Todo mundo me ama. Todo mundo gosta de mim. Agora, o evangelho não é só isso. O evangelho tem partes difíceis e que, por serem difíceis, nós queremos assim varrer para debaixo do tapete. Quais partes são essas? As pessoas precisam ouvir sobre o arrependimento, sobre salvação, sobre ressurreição. Eu acrescentaria aqui na lista da lição, as pessoas precisam ouvir sobre o juízo, sobre a ira de Deus. Sabe por quê? Porque essa mensagem que Jesus te ama e morreu por você, ela fica deslocada. Se a mensagem da ira e do juízo não for apresentada, por que Jesus morreu
por mim? Porque a ira de Deus deveria cair sobre mim e não sobre ele, mas caiu sobre ele para que eu tivesse uma segunda oportunidade de ser perdoado e de viver em novidade da de vida. Então, a morte de Jesus, que é o centro do evangelho, só faz sentido se eu apresentar também a realidade da ira e do juízo. E Paulo faz exatamente isso. Olha aqui, Paulo vai terminar aqui o seu discurso, ó, verso 31. porquanto estabeleceu um dia em que há de julgar o mundo com justiça. Paulo vai falar do juízo também, que é
uma parte desafiadora na pregação do evangelho. Então está aqui o esquema: façamos como Paulo fez. E com base nesses passos, eu queria aqui passar alguns exemplos práticos com você. Como nós vamos aplicar essa estratégia apologética de Paulo num contexto mais atual como nosso.

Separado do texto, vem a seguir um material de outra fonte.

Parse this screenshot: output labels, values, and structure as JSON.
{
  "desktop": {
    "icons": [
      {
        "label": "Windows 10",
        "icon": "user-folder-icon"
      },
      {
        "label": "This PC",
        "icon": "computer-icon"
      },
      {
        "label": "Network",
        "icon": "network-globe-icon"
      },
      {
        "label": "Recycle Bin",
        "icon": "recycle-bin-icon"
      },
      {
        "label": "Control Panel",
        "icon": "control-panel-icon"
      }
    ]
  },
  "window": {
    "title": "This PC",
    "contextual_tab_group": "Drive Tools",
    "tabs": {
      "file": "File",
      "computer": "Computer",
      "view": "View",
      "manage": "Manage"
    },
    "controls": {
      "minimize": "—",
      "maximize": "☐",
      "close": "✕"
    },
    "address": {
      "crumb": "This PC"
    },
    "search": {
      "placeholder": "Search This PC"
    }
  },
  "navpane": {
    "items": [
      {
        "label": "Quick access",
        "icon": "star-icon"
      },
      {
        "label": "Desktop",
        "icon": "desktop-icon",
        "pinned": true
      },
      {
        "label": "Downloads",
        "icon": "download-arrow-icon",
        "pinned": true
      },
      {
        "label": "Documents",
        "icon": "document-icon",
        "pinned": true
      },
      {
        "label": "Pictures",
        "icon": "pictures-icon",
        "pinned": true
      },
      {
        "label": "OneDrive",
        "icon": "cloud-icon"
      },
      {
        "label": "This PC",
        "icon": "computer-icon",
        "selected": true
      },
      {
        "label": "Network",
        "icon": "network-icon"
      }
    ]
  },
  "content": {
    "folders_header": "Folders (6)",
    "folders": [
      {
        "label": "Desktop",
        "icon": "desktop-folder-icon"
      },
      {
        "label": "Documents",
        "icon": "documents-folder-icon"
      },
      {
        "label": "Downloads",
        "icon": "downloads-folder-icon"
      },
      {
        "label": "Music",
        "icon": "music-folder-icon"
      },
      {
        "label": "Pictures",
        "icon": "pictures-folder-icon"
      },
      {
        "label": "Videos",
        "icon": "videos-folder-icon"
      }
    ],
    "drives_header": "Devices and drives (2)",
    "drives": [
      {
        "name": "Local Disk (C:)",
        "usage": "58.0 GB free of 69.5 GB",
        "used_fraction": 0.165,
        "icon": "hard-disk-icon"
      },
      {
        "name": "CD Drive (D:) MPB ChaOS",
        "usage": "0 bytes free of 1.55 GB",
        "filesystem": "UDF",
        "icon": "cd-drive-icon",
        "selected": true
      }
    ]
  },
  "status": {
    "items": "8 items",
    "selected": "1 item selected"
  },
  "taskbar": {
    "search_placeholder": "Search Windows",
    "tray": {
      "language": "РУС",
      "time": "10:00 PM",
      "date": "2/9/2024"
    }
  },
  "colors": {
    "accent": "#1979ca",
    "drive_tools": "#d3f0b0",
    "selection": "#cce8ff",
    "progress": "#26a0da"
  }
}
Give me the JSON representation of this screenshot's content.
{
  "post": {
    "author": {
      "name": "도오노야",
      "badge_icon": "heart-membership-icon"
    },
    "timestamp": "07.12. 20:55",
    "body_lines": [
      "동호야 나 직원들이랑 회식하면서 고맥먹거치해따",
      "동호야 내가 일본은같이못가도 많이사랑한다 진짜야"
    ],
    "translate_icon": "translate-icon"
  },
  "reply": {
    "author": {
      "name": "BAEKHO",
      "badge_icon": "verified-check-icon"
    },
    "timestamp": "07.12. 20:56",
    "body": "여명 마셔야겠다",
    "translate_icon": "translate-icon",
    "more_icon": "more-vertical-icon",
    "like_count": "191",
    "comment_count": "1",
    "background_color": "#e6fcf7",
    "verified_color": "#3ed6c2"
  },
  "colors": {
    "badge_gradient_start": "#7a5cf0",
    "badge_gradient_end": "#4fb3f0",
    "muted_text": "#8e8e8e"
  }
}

Eu separei dois exemplos. O primeiro deles é o seguinte. Imagina que você esteja lidando com uma pessoa que diga, que fale assim: "Olha, eu não preciso de Deus e nem preciso de religião para fazer o bem, para viver corretamente. Eu sou uma pessoa boa, eu sou uma pessoa justa, mesmo sem acreditar em
Deus, mesmo sem frequentar igreja, mesmo sem ter religião. Como é que você vai lidar com essa pessoa? Você vai chegar para ela e vai falar assim: "Olha, você é hipócrita. O seu coração está cheio de justiça própria. Você não conhece a justiça de Deus, você é orgulhoso." Você vai falar dessa maneira? Não, você não vai falar dessa maneira porque você vai estar a a destruindo a boa disposição da pessoa em ouvir. Você vai começar como Paulo, como Paulo começou com elogio. Varões atenienses, em tudo vejo que vocês são muito religiosos. Você também vai começar com
um elogio a partir da cultura da pessoa. Como seria isso na prática? Comece elogiando o que a pessoa vê. Então você poderia dizer para essa pessoa: "Olha, você está correto ao buscar fazer o bem e viver corretamente? Isso é sabedoria da sua parte. Mas então você vai aprofundar a questão da mesma forma que Deus que Paulo aprofundou a questão falando altar a Deus desconhecido. Você poderia falar assim: "Olha, você quer viver bem, quer fazer o certo, mas qual é a sua base de moralidade? Por que você dá valor a ser correto? Se Deus não existe
e existe apenas a matéria, por que alguém deveria se preocupar em fazer o bem? Você não deveria apenas viver aí com base na matéria, satisfazendo os seus desejos, ainda que os seus desejos possam fazer mal às outras pessoas. Se Deus não existe, qual é a fonte da sua moralidade? Aliás, como você pode classificar uma coisa como boa ou como má? Perceba que diante então de um assunto difícil, você não ficou tentando se justificar. Você fez uma pergunta para outra pessoa, como nós vimos na semana passada. Construiu então uma ponte da cultura com o assunto que
você vai falar, é a hora de conectar o tema religioso. Conecte a fé cristã dizendo o seguinte: "Olha, a fé cristã oferece um fundamento para a moral em que você acredita. Você é um defensor que nós devemos fazer o que é certo, mas quem define o que é certo? Por que fazer o que é certo? De onde vem o certo e o errado?" A fé cristã oferece um fundamento para isso. O certo e o errado vem da ordem que Deus instituiu ao criar o universo. Pronto. A partir de um ponto da cultura do outro, você
já introduziu o tema da fé cristã, da Bíblia, da religião de Jesus Cristo. E você vai aprofundar aqui. Nós seguimos a mesma estrutura que Paulo usou. Vamos ver aqui mais um exemplo. Imagine que você esteja lidando com uma pessoa que diga assim: "Eu só acredito na ciência. Se não é científico, então é superstição. E eu acho que religião é superstição também, porque a ciência não prova nada dessa coisa de religião. A ciência não prova que Deus existe. A ciência não prova que existe vida após a morte. Nada disso é científico. Então, religião é uma superstição.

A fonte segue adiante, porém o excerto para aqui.